Clearly, the health of the children has to take precedence and limiting contact limits the chances of transmission of the virus. That said, however, there seemed to be little sense in allowing children to return into class rooms where they would be in close contact with each other, in enclosed spaces, but not allowing them to engage in sporting activities, in the outdoors, with limited physical contact.

If protocols could have been drawn up which, supposedly limit the risks of transmission in classrooms, the surely the same could be done in a sports context?

It comes down to two issues that have been recurring themes in my parallel interests in sport as part of the educational process and in the sadly unequal state of education in South Africa. Sport is unquestionably part of the educational process in schools, not a nice-to-have add on that can be dropped  just to be safe rather than sorry when it comes to transmission of the virus. At the same time, however, the sorts of sporting programmes that I tend to speak of do not exist in the majority of the schools in the country. I have written before of the damning ratio of five to twenty-five thousand – only five thousand of the twenty-five thousand schools in the country, according to research, meet the lowest standard of functionality: teaching and learning taking place on a daily basis.

In many of those schools there are issues of attendance - by teachers and learners, buildings are in disrepair, there are no sports fields there is very often no electricity or running water and the scourge of pit latrines has not been fully eradicated. When Covid-19 struck, of course there were bigger fish to fry than the authorities wondering how sport could be safely practiced in schools of that type.

It’s about inherited privilege and inequality and what should have been done to redress the situation. I don’t have the solution, but it’s clear that while there have been efforts, there hasn’t been much success in the last 26 years.

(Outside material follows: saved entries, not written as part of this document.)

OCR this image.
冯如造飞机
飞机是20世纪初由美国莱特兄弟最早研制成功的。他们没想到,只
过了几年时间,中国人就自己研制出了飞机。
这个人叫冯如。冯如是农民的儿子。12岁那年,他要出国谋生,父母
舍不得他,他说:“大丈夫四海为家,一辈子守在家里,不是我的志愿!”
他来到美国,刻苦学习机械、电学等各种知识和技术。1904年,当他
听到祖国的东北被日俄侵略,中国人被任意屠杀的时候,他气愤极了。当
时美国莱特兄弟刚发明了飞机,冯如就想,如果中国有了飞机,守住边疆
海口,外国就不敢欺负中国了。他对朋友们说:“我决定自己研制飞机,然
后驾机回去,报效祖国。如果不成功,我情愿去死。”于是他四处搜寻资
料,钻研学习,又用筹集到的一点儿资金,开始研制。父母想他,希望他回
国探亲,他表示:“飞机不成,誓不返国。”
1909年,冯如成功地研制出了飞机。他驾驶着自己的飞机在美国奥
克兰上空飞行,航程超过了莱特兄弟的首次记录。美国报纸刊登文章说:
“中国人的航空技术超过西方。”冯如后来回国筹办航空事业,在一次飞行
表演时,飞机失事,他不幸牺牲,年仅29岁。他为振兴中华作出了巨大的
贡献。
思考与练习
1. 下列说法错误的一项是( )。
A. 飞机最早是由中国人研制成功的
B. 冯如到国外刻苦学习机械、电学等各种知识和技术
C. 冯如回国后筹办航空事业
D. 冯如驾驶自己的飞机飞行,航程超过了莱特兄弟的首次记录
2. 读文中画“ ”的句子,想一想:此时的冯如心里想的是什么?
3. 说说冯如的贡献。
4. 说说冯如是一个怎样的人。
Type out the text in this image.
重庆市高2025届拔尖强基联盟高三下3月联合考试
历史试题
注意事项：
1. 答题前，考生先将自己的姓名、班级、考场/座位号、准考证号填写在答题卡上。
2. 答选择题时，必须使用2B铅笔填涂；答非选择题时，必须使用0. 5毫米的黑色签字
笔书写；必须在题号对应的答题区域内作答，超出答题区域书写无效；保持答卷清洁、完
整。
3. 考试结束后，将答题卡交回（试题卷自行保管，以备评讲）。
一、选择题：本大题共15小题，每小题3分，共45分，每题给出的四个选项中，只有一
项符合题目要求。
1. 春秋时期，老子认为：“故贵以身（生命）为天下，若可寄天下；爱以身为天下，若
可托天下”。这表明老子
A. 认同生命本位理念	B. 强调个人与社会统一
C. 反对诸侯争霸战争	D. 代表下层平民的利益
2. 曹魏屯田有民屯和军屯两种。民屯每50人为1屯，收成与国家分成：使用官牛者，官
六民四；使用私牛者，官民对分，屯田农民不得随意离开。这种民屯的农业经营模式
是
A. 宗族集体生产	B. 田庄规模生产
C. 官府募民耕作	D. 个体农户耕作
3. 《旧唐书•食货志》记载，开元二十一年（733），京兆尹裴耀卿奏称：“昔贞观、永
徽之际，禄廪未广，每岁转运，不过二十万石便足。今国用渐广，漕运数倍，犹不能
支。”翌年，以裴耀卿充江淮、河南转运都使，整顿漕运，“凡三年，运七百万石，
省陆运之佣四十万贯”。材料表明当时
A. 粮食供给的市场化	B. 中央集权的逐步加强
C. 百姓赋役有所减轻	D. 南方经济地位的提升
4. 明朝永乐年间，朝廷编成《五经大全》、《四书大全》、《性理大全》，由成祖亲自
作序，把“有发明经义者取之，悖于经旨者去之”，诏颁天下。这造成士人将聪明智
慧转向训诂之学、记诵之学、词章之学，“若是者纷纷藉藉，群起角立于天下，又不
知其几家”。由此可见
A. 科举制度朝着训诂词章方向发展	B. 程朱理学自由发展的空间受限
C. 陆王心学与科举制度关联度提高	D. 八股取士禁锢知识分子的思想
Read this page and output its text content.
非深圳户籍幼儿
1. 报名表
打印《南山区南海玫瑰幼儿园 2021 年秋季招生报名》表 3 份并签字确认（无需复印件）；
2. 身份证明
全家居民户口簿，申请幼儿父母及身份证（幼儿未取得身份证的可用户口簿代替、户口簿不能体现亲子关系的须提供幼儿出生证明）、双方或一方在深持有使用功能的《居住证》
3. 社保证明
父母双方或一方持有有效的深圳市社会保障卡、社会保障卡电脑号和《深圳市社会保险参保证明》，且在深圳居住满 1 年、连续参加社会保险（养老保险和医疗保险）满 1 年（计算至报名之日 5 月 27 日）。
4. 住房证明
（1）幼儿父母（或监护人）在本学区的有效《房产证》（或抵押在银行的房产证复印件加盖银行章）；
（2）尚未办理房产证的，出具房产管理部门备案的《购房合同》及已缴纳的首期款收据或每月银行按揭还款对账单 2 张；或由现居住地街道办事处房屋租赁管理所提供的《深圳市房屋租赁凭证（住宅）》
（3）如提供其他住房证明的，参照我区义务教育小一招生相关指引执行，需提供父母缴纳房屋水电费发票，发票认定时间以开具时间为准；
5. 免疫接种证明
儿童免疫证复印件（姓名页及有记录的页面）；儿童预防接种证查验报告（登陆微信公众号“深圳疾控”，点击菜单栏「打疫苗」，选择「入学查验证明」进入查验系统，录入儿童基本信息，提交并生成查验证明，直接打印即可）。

Fixing those schools, both physically and in terms of the development of the principals and teachers who work in them should be one of the top priorities, sadly it hasn’t been. And included in fixing them should be the establishment and upkeep of sporting facilities and the introduction of well planned and efficiently run sports development programmes. Without that, as I’ve often said when looking at transformation, we will never have the organic shift in the demographic composition of provincial and national teams which everyone desires and which at the moment can only be achieved through compulsory racial quotas at the selection stage.

But most importantly, it’s about preparing all our children as well as we can for the futures they face and there’s no question that sport plays a massive part in that.

Everyone should be given the chance to play, and let’s think very carefully before we stop them from doing that because we don’t think the lessons taught outside of the classroom are as important as the ones taught inside.